Last year, Anthony was crawling and then walking. I remember her watching my face one day when I was feeling frustrated. She looked over, smiled, and said: “Being a Mom isn’t easy is it?” She had so much empathy and wisdom in that one statement. (It was a statement more than a question.) At that point, I was relieved to have a mentee that was so understanding and caring.
She is a lovely little girl, and it’s been so much fun watching her grow up. The entire school loves Anthony. The teachers and students get to see Anthony grow up as well. It’s kind of fun watching him make friends, and make people smile.
Al wants the hour to be longer all the time, and although she’s really well behaved, I can see her trying to figure out ways to stay longer and draw or do crafts with us. I try to bring craft ideas for her, but she’s usually done something and on to the next in no time at all until it’s time to go, then the craft lasts much longer.

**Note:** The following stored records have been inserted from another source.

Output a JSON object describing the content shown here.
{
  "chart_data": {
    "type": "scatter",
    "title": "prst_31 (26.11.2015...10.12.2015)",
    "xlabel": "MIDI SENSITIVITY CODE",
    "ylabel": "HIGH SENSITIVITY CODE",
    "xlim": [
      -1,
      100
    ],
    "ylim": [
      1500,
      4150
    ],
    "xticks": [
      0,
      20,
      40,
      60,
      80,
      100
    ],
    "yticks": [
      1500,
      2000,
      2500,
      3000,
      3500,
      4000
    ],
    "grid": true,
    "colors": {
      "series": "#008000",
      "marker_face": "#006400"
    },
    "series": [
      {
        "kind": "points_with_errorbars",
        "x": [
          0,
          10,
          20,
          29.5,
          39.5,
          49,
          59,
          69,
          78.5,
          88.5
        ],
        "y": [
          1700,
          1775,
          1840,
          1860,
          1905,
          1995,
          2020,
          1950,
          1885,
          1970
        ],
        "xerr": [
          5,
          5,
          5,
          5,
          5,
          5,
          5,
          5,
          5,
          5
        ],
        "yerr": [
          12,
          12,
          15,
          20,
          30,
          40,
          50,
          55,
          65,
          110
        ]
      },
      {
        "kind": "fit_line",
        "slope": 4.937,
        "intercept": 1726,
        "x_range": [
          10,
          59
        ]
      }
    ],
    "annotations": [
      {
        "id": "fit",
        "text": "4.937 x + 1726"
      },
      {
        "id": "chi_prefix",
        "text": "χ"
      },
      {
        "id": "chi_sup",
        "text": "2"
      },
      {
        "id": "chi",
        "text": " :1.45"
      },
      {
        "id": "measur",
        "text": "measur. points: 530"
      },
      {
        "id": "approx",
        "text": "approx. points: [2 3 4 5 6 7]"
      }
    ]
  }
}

Sometimes, I wonder if I’m getting more out of this in-school mentoring than Al is. We come out of that school usually so happy, and grateful that we get to spend an hour with this awesome kid. (There are rare times when I’m ready to go home, but that’s usually because my son had a tantrum.) Also, her name was one of the first that Anthony learned how to say.
It’s so hard to find time to go. In fact this year, we’ve been so unhealthy, and at times broken, that I haven’t been to see her. January until now in 2019 I mean. I was there in 2018. I feel incredibly guilty when I’m not able to get there. It’s also getting a lot harder going with a busy toddler who likes to do what he wants.
That being said, I will be there tomorrow. We’ve got the rest of the year to get back on track, and I can’t wait to spend the rest of the school year with her.
If anybody has some time, or wants to volunteer, I highly recommend doing In-School Mentoring. It’s an hour of your time once a week, and you get to spend time with an awesome kid who will love every second of it.